Since higher latitudes have the coolest temperatures, they are the most likely to have perennial snow cover, widespread glaciers and ice caps - up to and including the potential to form ice sheets. However, if the warming occurs, then higher temperatures would decrease ice-covered area, and expose more open water or land. The albedo decreases, and so more solar energy absorbed, leading to more warming and greater loss of the reflective parts of the cryosphere. Inversely, cooler temperatures increase ice cover, which increases albedo and results in greater cooling, which makes further ice formation more likely.
Thus, ice–albedo feedback plays a powerful role in global climate change. It was important both for the beginning of Snowball Earth conditions nearly 720 million years ago and for their end about 630 mya: the deglaciation had likely involved gradual darkening of albedo due to build-up of dust. In more geologically recent past, this feedback was a core factor in ice sheet advances and retreats during the Pleistocene period (~2.6 Ma to ~10 ka ago). More recently, human-caused increases in greenhouse gas emissions have had many impacts across the globe, and Arctic sea ice decline had been one of the most visible. As the sea ice cover shrinks and reflects less sunlight, the Arctic warms up to four times faster than the global average. Globally, the decades-long ice loss in the Arctic and the more recent decline of sea ice in Antarctica have had the same warming impact between 1992 and 2018 as 10% of all the greenhouse gases emitted over the same period.
Ice–albedo feedback has been present in some of the earliest climate models, so they have been simulating these observed impacts for decades. Consequently, their projections of future warming also include future losses of sea ice alongside the other drivers of climate change.
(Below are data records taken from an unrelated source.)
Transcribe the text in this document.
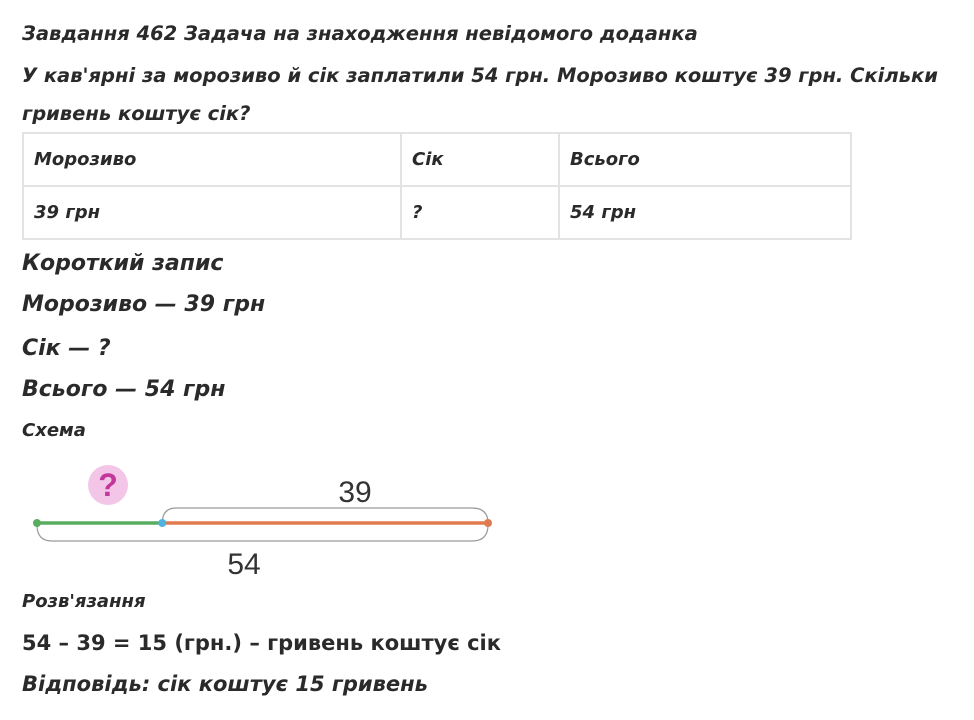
Завдання 462 Задача на знаходження невідомого доданка
У кав'ярні за морозиво й сік заплатили 54 грн. Морозиво коштує 39 грн. Скільки
гривень коштує сік?
Морозиво	Сік	Всього
39 грн	?	54 грн
Короткий запис
Морозиво — 39 грн
Сік — ?
Всього — 54 грн
Схема
?	39
54
Розв'язання
54 – 39 = 15 (грн.) – гривень коштує сік
Відповідь: сік коштує 15 гривень
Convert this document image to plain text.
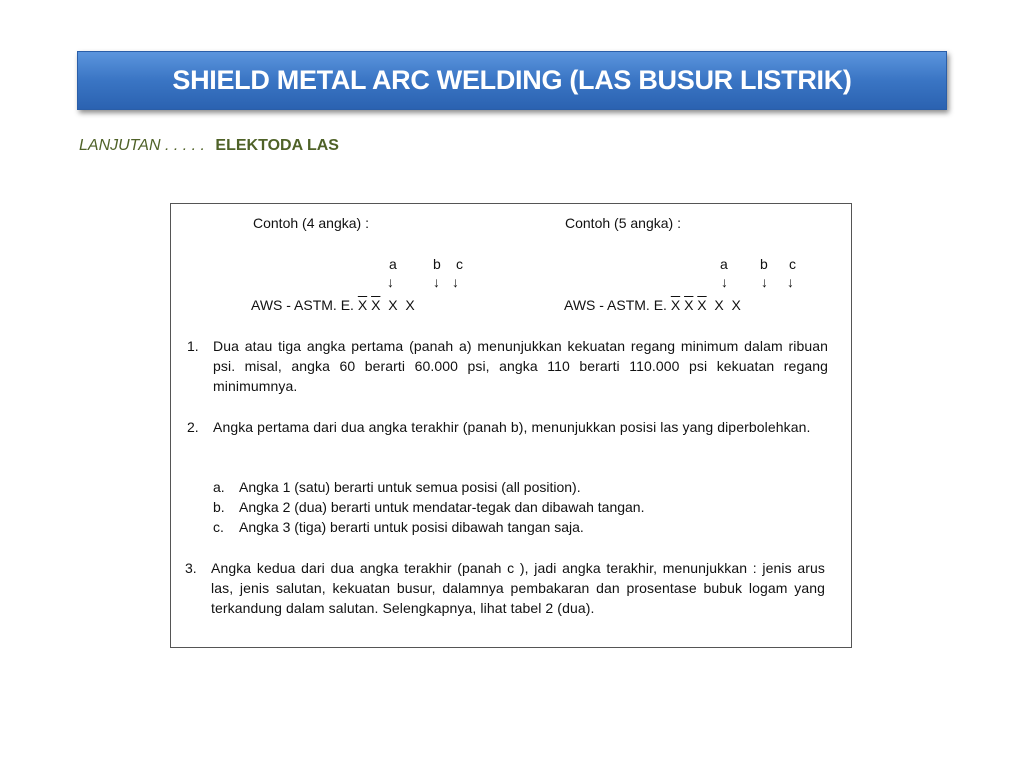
SHIELD METAL ARC WELDING (LAS BUSUR LISTRIK)
LANJUTAN . . . . . ELEKTODA LAS
Contoh (4 angka) :
a	b c
↓	↓ ↓
AWS - ASTM. E. $\overline{X}$ $\overline{X}$ X X
Contoh (5 angka) :
a b c
↓ ↓ ↓
AWS - ASTM. E. $\overline{X}$ $\overline{X}$ $\overline{X}$ X X
1. Dua atau tiga angka pertama (panah a) menunjukkan kekuatan regang minimum dalam ribuan psi. misal, angka 60 berarti 60.000 psi, angka 110 berarti 110.000 psi kekuatan regang minimumnya.
2. Angka pertama dari dua angka terakhir (panah b), menunjukkan posisi las yang diperbolehkan.
a. Angka 1 (satu) berarti untuk semua posisi (all position).
b. Angka 2 (dua) berarti untuk mendatar-tegak dan dibawah tangan.
c. Angka 3 (tiga) berarti untuk posisi dibawah tangan saja.
3. Angka kedua dari dua angka terakhir (panah c ), jadi angka terakhir, menunjukkan : jenis arus las, jenis salutan, kekuatan busur, dalamnya pembakaran dan prosentase bubuk logam yang terkandung dalam salutan. Selengkapnya, lihat tabel 2 (dua).
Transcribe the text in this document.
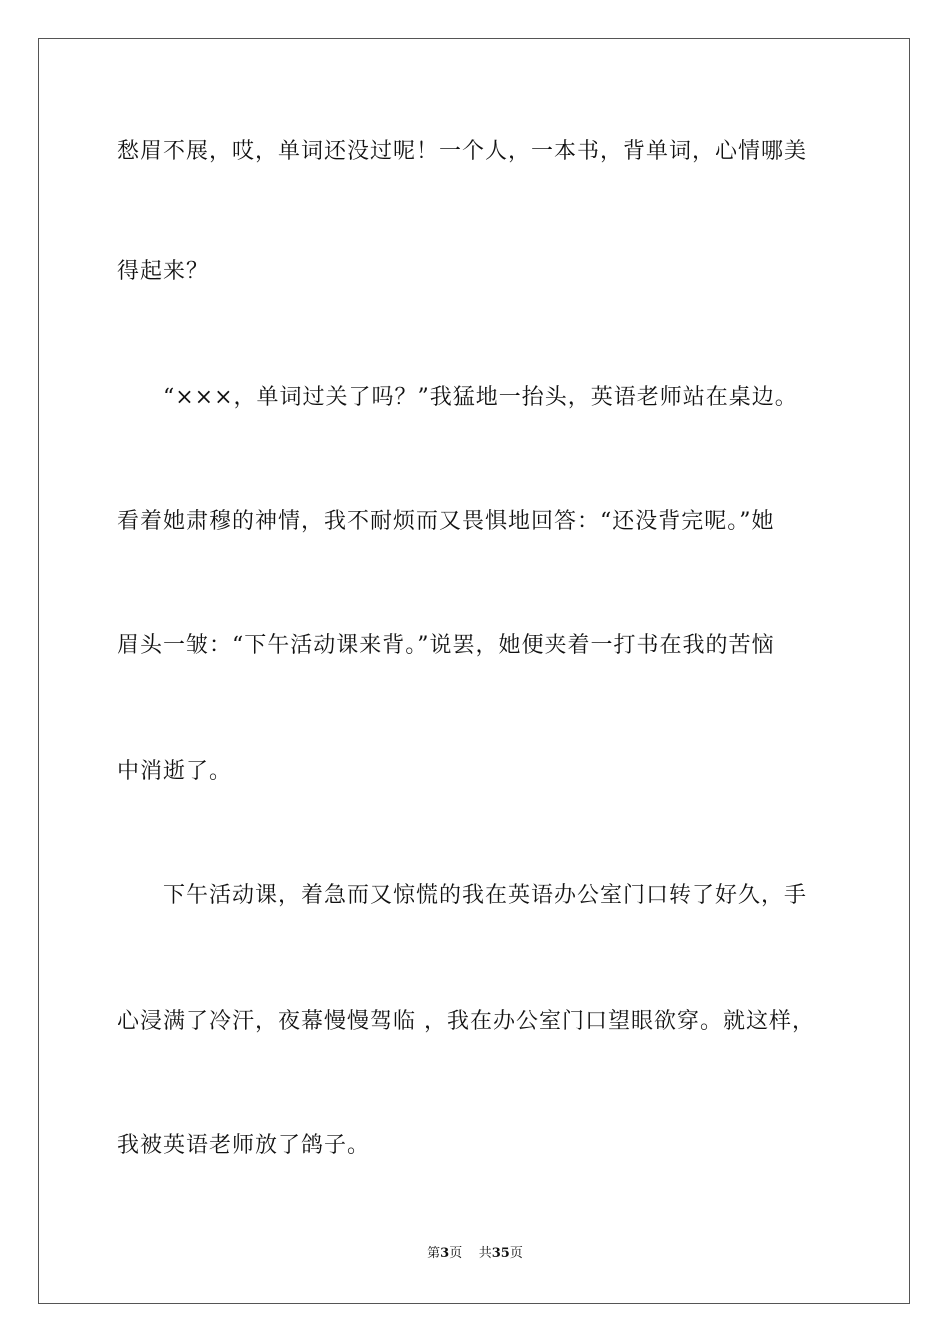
愁眉不展，哎，单词还没过呢！一个人，一本书，背单词，心情哪美
得起来？
“×××，单词过关了吗？”我猛地一抬头，英语老师站在桌边。
看着她肃穆的神情，我不耐烦而又畏惧地回答：“还没背完呢。”她
眉头一皱：“下午活动课来背。”说罢，她便夹着一打书在我的苦恼
中消逝了。
下午活动课，着急而又惊慌的我在英语办公室门口转了好久，手
心浸满了冷汗，夜幕慢慢驾临 ，我在办公室门口望眼欲穿。就这样，
我被英语老师放了鸽子。
第3页 共35页
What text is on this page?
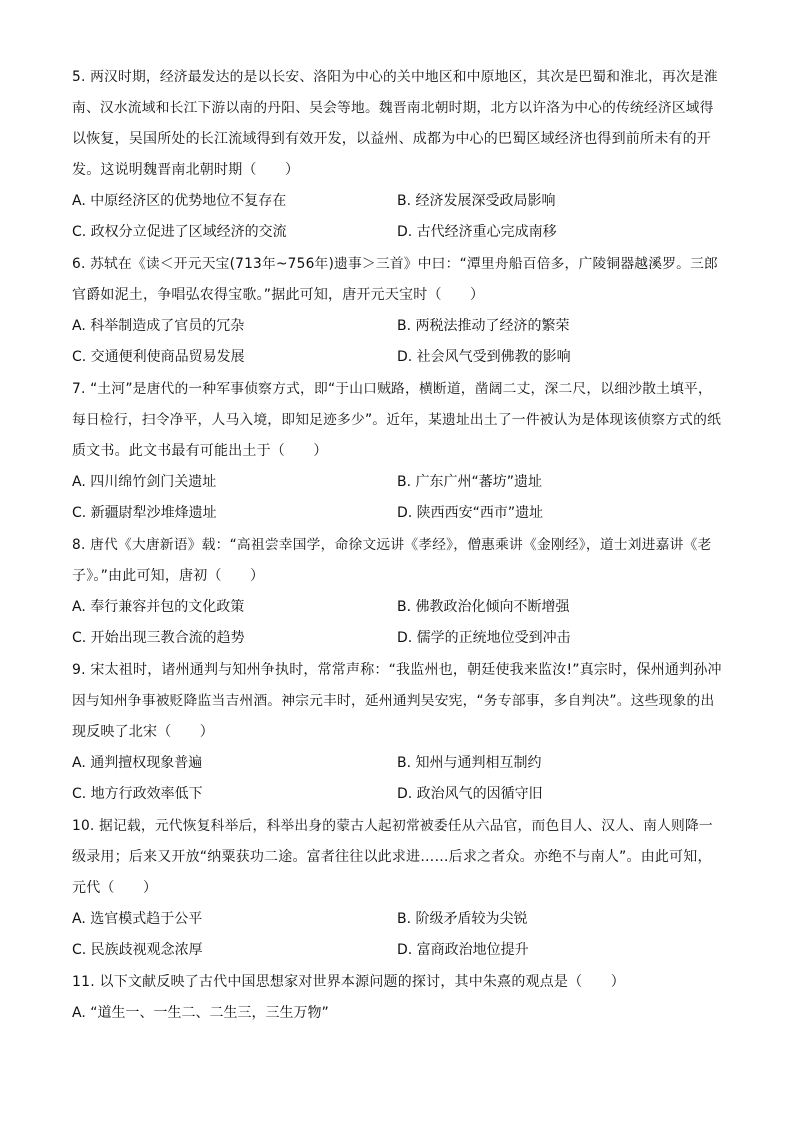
5. 两汉时期，经济最发达的是以长安、洛阳为中心的关中地区和中原地区，其次是巴蜀和淮北，再次是淮
南、汉水流域和长江下游以南的丹阳、吴会等地。魏晋南北朝时期，北方以许洛为中心的传统经济区域得
以恢复，吴国所处的长江流域得到有效开发，以益州、成都为中心的巴蜀区域经济也得到前所未有的开
发。这说明魏晋南北朝时期（　　）
A. 中原经济区的优势地位不复存在	B. 经济发展深受政局影响
C. 政权分立促进了区域经济的交流	D. 古代经济重心完成南移
6. 苏轼在《读＜开元天宝(713年~756年)遗事＞三首》中曰：“潭里舟船百倍多，广陵铜器越溪罗。三郎
官爵如泥土，争唱弘农得宝歌。”据此可知，唐开元天宝时（　　）
A. 科举制造成了官员的冗杂	B. 两税法推动了经济的繁荣
C. 交通便利使商品贸易发展	D. 社会风气受到佛教的影响
7. “土河”是唐代的一种军事侦察方式，即“于山口贼路，横断道，凿阔二丈，深二尺，以细沙散土填平，
每日检行，扫令净平，人马入境，即知足迹多少”。近年，某遗址出土了一件被认为是体现该侦察方式的纸
质文书。此文书最有可能出土于（　　）
A. 四川绵竹剑门关遗址	B. 广东广州“蕃坊”遗址
C. 新疆尉犁沙堆烽遗址	D. 陕西西安“西市”遗址
8. 唐代《大唐新语》载：“高祖尝幸国学，命徐文远讲《孝经》，僧惠乘讲《金刚经》，道士刘进嘉讲《老
子》。”由此可知，唐初（　　）
A. 奉行兼容并包的文化政策	B. 佛教政治化倾向不断增强
C. 开始出现三教合流的趋势	D. 儒学的正统地位受到冲击
9. 宋太祖时，诸州通判与知州争执时，常常声称：“我监州也，朝廷使我来监汝!”真宗时，保州通判孙冲
因与知州争事被贬降监当吉州酒。神宗元丰时，延州通判吴安宪，“务专部事，多自判决”。这些现象的出
现反映了北宋（　　）
A. 通判擅权现象普遍	B. 知州与通判相互制约
C. 地方行政效率低下	D. 政治风气的因循守旧
10. 据记载，元代恢复科举后，科举出身的蒙古人起初常被委任从六品官，而色目人、汉人、南人则降一
级录用；后来又开放“纳粟获功二途。富者往往以此求进……后求之者众。亦绝不与南人”。由此可知，
元代（　　）
A. 选官模式趋于公平	B. 阶级矛盾较为尖锐
C. 民族歧视观念浓厚	D. 富商政治地位提升
11. 以下文献反映了古代中国思想家对世界本源问题的探讨，其中朱熹的观点是（　　）
A. “道生一、一生二、二生三，三生万物”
It is estimated that persistent loss during the Arctic summer, when the Sun shines most intensely and lack of reflective surface has the greatest impacts, would produce global warming of around 0.19 °C (0.34 °F). There are also model estimates of warming impact from the loss of both mountain glaciers and the ice sheets in Greenland and Antarctica. However, warming from their loss is generally smaller than from the declining sea ice, and it would also take a very long time to be seen in full.